僕には『軽量化Ⅱ』で身体が軽くなり素早く動くこともできるようになった。『剣技』もあるので剣を自由自在に操ることもできる。まあそれは僕の子供時代の努力の賜物ではあるが…

僕は我慢ができず装備を整えると部屋を出た。


隣の部屋のドアをノックすると、すぐにドアが開き、笑顔のカタリナが「おはよう!早く食堂行こう!」と言って手を引いてくれる。


カタリナも新調した少し大きめのナックルをすでに装備して、準備万端のようだった。

それよりも同年代だと言うのに弟のように手を引くカタリナに、少し恥ずかしくなって手を離そうと引いてみると、カタリナの動きも止まり手を握っていることに気づいたようでゆっくりと手を離してくれた。


「なんだか、弟というか、何と言うか、ついね…」

「カタリナって弟いたの?」

「いや、いなかったけど」


そんなやり取りでちょっと変な空気にはなったが、今の僕は早く迷宮に行きたい気持ちが勝ってしまい「いこっか」と照れているカタリナに告げ、うなづくカタリナと食堂へ急ぐこととなった。


今日の朝食は魚料理にパンとコンソメスープのようなものだったが、食べている間にさっきまでの空気も緩和され、今日の予定を話し合うことができた。

まずは10階層で様子見ということで、食堂で少しお腹を休めてから出発した。


本当は食べ終わったらすぐにでも行きたかったけど、そこは冷静になったカタリナに止められてしまった。カタリナと一緒で本当に良かったと思う。


30分程度でお腹も休まりいよいよ迷宮へ!と言ったところで僕たちの席に訪問者が現れた。


「カタリナ、今日も荷物持ちと一緒に迷宮か?」

「イテイオは荷物持ちじゃないわ!」


どうやら如何にも冒険者というゴテゴテの鎧に人相の悪い男が3人、僕たちの席の周りに集まっている。

知り合いらしいその男は、カタリナに諭されると僕の方を睨む。


「お前が望むなら一緒のパーティに入れてやるって言ってるんだ。ついでにそいつも荷物持ちに雇ってやるよ。
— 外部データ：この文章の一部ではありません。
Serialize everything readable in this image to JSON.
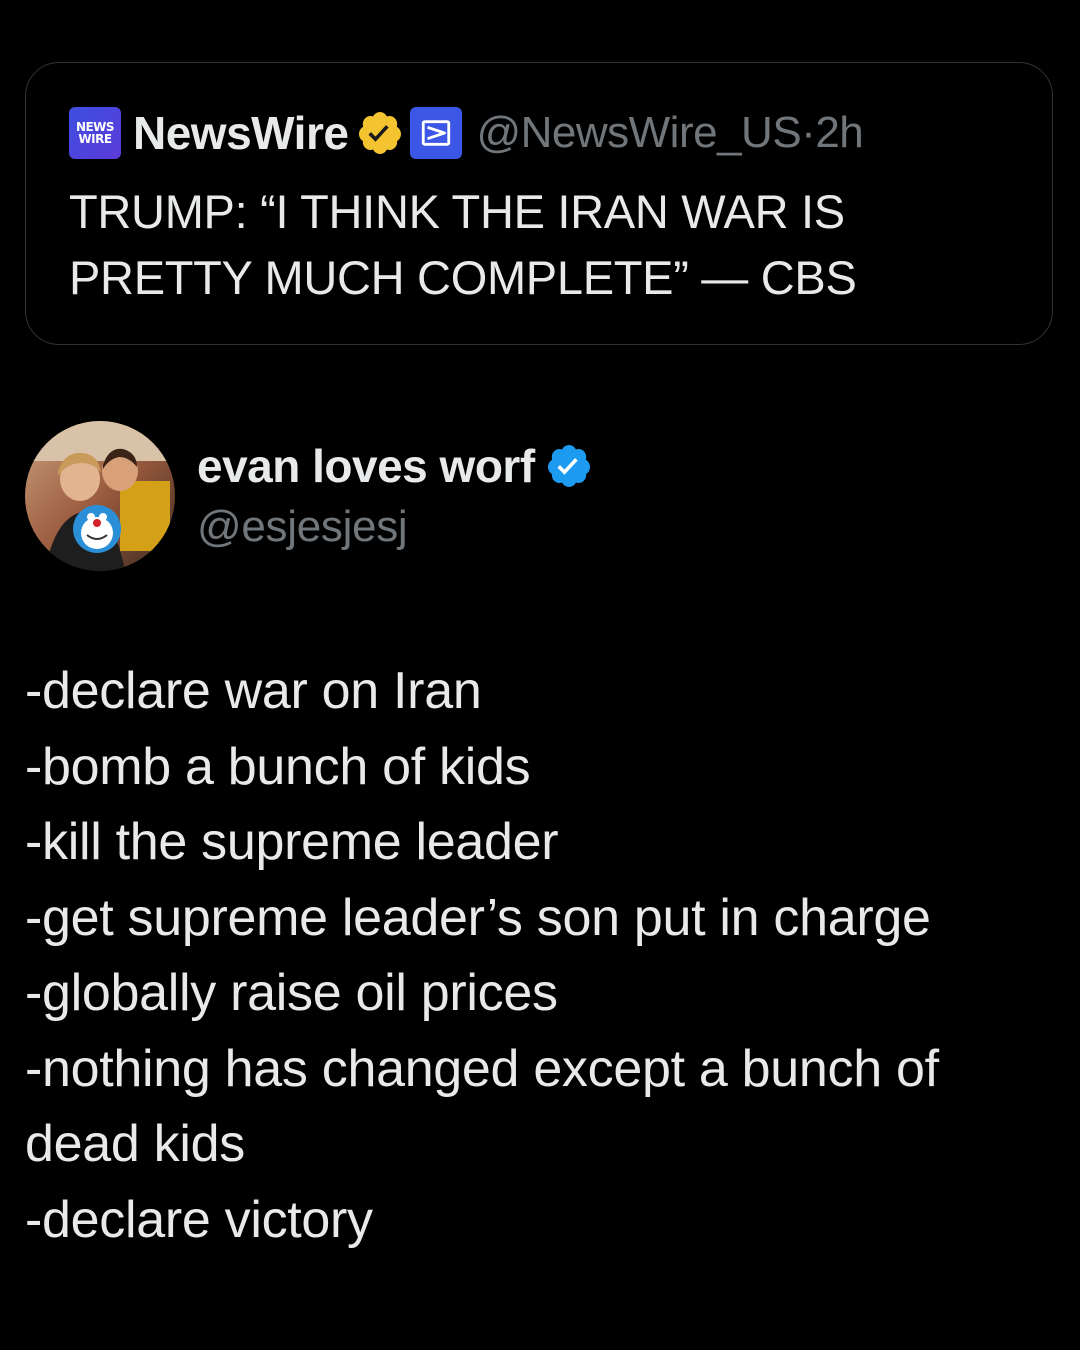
{
  "quote": {
    "logo_line1": "NEWS",
    "logo_line2": "WIRE",
    "name": "NewsWire",
    "handle_time": "@NewsWire_US·2h",
    "text": "TRUMP: “I THINK THE IRAN WAR IS PRETTY MUCH COMPLETE” — CBS",
    "icons": [
      "newswire-logo-icon",
      "gold-verified-badge-icon",
      "affiliate-badge-icon"
    ],
    "colors": {
      "gold_badge": "#f4c430",
      "affiliate_badge": "#3c56e6",
      "logo": "#4a46dd"
    }
  },
  "tweet": {
    "author_name": "evan loves worf",
    "author_handle": "@esjesjesj",
    "icons": [
      "avatar-photo",
      "blue-verified-badge-icon"
    ],
    "colors": {
      "blue_badge": "#1d9bf0"
    },
    "lines": [
      "-declare war on Iran",
      "-bomb a bunch of kids",
      "-kill the supreme leader",
      "-get supreme leader’s son put in charge",
      "-globally raise oil prices",
      "-nothing has changed except a bunch of dead kids",
      "-declare victory"
    ]
  }
}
それなら良いだろ?」


その男の言葉に、カタリナは無言で席を立ち僕の手を引きその場を後にしようとしたが、それは男に阻まれてしまう。


「おい!無視すんな!」

「五月蠅いわね!あんた達のパーティには入らない!これでいい?」

その瞬間、その男はカタリナに殴りかかってきていた。


だがカタリナはその拳に新調したナックルで迎え撃つ。


「ぐぅ!」

拳がぶつかり合い男は声を上げしゃがみこむ。


僕はそれを見て同じように声が出そうになった。

あれは痛いよね…見ているだけで体の中がキュっと閉まる感覚になる。


カタリナのあの大き目のナックルにも当然の様に『軽量化』がかけられている。だから何も付けていない様に鋭いパンチが繰り出されて男の拳を迎撃したのだ。


カタリナは笑顔でこちらを向いて「行こっ」と可愛くウインクしていた。

ドキドキした。


「はースッキリした!あれで暫くちょっかいかけてこないと良いけど、あっ、迷惑かけちゃったらごめんね?」

「えっ?良いよ。今度は僕が、その、守る、ことができたらいいなーって…」

ここで恰好の良いセリフが出てきたら良かったのだが、戸惑う僕にはこの程度の言葉しかかけれなかった。


そんな僕に「ふふ」と笑い、俺の腕に柔らかい自分の腕を絡ませるようにしたカタリナ。


「その時はお願いね」

「う、うん」

どうやら精神年齢ではカタリナの方がずっとお姉さんのようだ。そしてその扱いになんだか懐かしさを感じてしまった。


「でもホントこれ、いいよね。昨日寝る前に興奮しちゃって1時間ぐらいはこのナックル付けたまま、エイ!ヤー!ってやってたもん」

シャドーボクシングのように拳をワンツーと繰り返しながら話すカタリナ。


あの重そうなナックルを何も付けていないようにあのスピードで繰り出されたら…今日の冒険の楽しみがまた一つ増えた。


10階層までは軽く流して進んでゆくが、僕の剣もカタリナの拳もかなり良い感じであった。

軽くなった体でコボルトの首を刈り取る。

1度だけ遭遇したオークはカタリナの腹への『正拳突き』で倒してしまう。


解体後の素材が布袋に詰められ背中に背負っているが、早々に魔法の袋ぐらいはほしいと思った。


昨日の買い物で購入した僕の剣、手持ちの剣を下取りと言う名の処分で差し引いても銀貨3枚、30000ロズだった。

対してオーク肉は1体分で銀貨1枚、10000ロズ。魔石なんかも合わせれば銀貨2枚にはなったけど赤字だ。もちろん残りはかろうじて残っていた所持金を使った。


カタリナの購入したナックルも、初心者向けの簡素なものから大きく固いものに買い替えを行った。銀貨2枚程度だったらしい。さらに近くの雑貨店で食料と念のための回復ポーションを購入したので、2人とも所持金がかなりやばい。


それでもこれなら行けると笑顔になりながら、自信をもってボス戦へと挑むことにした。

初回踏破得点の宝箱を目当てに、10階層のボス部屋、その大きなドアをカタリナと2人で開き、中へと入っていった。